The bill, approved on a 60-38 vote, would implement the remaining security recommendations from the bipartisan commission created after the September 11, 2001, attacks, refine others and establish new ones. The commission did not take a position on collective bargaining by airport workers.
House and Senate Republicans said they have the votes to maintain a presidential veto. In order to overturn a presidential veto, Democrats would have to win a two-thirds majority in both chambers.
Senate Homeland Security Committee Chairman Joseph Lieberman, a Connecticut independent, said the bill would make Americans safer. The labor provision in the bill would give airport workers many of the same rights enjoyed by border patrol agents, firefighters and police, he said.

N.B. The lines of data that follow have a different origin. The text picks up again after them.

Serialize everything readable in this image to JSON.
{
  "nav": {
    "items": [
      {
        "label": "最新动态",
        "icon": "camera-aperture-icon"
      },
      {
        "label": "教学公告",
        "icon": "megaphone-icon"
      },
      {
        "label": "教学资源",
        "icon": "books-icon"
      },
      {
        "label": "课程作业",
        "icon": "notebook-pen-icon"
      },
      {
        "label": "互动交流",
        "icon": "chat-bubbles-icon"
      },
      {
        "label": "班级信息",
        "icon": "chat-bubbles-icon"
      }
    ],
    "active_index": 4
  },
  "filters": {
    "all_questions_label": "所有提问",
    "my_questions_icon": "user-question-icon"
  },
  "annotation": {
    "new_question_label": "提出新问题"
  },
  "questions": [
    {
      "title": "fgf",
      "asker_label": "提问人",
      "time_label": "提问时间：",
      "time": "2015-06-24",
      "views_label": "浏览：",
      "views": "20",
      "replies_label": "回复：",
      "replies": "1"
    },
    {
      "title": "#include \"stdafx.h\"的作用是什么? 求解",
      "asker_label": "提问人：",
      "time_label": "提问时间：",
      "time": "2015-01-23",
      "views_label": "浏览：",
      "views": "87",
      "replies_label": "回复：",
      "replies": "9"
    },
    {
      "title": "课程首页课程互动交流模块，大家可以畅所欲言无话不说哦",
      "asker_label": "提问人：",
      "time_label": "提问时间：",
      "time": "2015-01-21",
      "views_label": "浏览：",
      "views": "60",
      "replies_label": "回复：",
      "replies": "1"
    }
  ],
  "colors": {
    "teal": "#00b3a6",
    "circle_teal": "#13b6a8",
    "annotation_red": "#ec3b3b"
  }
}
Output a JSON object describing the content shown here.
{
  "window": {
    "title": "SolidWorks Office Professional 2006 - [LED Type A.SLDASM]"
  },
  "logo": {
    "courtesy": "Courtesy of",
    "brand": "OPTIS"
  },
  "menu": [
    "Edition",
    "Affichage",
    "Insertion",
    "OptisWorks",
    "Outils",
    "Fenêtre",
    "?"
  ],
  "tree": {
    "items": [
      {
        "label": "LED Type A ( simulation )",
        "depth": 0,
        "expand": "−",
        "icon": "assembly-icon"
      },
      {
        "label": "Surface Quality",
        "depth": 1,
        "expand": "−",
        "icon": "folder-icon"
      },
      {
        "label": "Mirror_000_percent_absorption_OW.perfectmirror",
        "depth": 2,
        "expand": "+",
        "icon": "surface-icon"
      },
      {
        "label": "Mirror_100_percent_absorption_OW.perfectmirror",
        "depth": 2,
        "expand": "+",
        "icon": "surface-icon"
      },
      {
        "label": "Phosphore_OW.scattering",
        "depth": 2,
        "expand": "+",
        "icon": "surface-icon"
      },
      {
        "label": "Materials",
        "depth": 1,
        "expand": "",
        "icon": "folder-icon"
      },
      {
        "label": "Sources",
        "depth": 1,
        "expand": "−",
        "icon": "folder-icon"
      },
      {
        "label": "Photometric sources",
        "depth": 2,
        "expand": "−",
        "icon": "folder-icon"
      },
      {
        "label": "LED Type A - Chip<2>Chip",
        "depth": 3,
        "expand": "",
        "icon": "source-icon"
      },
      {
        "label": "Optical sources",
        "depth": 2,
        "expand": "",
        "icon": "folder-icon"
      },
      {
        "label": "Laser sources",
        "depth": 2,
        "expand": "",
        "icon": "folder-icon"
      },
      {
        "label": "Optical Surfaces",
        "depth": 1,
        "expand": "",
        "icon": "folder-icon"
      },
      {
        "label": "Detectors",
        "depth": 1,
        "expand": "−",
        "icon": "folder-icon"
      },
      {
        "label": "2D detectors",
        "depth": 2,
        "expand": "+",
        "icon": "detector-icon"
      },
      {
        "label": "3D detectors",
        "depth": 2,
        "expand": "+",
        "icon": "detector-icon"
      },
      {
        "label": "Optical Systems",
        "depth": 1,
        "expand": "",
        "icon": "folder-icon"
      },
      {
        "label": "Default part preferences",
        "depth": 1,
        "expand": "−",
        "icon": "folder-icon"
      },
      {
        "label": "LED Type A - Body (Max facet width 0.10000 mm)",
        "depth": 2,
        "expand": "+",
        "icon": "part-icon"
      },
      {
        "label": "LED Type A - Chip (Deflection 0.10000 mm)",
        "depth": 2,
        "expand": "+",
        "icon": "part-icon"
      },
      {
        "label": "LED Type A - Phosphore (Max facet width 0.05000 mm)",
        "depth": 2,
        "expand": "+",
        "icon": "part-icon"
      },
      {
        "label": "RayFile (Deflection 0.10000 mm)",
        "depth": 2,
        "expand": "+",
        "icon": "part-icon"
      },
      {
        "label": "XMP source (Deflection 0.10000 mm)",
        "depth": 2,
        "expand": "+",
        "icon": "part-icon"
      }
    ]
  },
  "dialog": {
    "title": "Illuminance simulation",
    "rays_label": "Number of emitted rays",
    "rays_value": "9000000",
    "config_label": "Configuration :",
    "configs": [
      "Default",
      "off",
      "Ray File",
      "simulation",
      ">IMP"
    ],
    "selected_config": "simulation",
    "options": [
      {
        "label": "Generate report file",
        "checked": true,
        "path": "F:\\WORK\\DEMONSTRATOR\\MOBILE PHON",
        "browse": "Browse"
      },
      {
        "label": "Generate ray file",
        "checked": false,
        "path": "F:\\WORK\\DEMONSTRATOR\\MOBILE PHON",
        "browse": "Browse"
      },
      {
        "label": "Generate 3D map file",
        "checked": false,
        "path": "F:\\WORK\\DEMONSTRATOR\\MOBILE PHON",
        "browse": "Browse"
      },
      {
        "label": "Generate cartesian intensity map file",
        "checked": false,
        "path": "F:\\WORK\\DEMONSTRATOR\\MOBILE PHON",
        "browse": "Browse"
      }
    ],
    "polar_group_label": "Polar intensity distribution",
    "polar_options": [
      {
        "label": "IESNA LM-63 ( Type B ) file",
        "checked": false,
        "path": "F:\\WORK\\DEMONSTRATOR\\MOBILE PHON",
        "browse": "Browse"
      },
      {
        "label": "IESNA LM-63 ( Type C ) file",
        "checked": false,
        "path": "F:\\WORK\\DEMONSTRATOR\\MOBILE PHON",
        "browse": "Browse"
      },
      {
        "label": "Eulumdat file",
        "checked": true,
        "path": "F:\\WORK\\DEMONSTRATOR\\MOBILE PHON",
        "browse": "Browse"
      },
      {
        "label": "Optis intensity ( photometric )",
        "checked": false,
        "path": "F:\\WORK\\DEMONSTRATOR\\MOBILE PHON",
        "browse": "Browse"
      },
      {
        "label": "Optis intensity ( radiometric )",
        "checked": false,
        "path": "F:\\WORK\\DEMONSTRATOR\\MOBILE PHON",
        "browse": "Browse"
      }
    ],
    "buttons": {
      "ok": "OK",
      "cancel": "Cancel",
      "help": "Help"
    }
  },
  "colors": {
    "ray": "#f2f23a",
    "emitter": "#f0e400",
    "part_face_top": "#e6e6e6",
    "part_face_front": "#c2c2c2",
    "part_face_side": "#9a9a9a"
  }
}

"This bill will strengthen our ability not just to respond to terrorist attacks, but also to prepare our federal, state and local governments to better respond to natural disasters," Lieberman said.
Senate Republican leader Mitch McConnell, a Kentucky Republican who voted against the bill, said the labor provision was "dangerous" and would weaken U.S. security.
The Senate has to work out differences with the U.S. House of Representatives, which passed its version of the bill in January, before sending the bill to President George W. Bush.
The Senate bill would authorize about $3.1 billion in grants to state and local government for each of the next three years to help them improve responses to terrorist attacks or natural disasters.
The House version of the bill includes new labor bargaining rights for airport screeners, but does not include specific funding for homeland security grants or for a grant program to help state and local governments make communications systems more compatible. The Senate bill authorizes $3.3 billion over five years for emergency communications grants.
The Senate bill also would require screening of cargo on passenger planes, but does not include a provision in the House bill that would require 100 percent screening of shipping containers from foreign ports.
The Senate bill also would require the Department of Homeland Security to track departures of foreign visitors who travel to the United States under the visa waiver program, and waive visa requirements for visitors from countries deemed to be allies in the war against terrorism.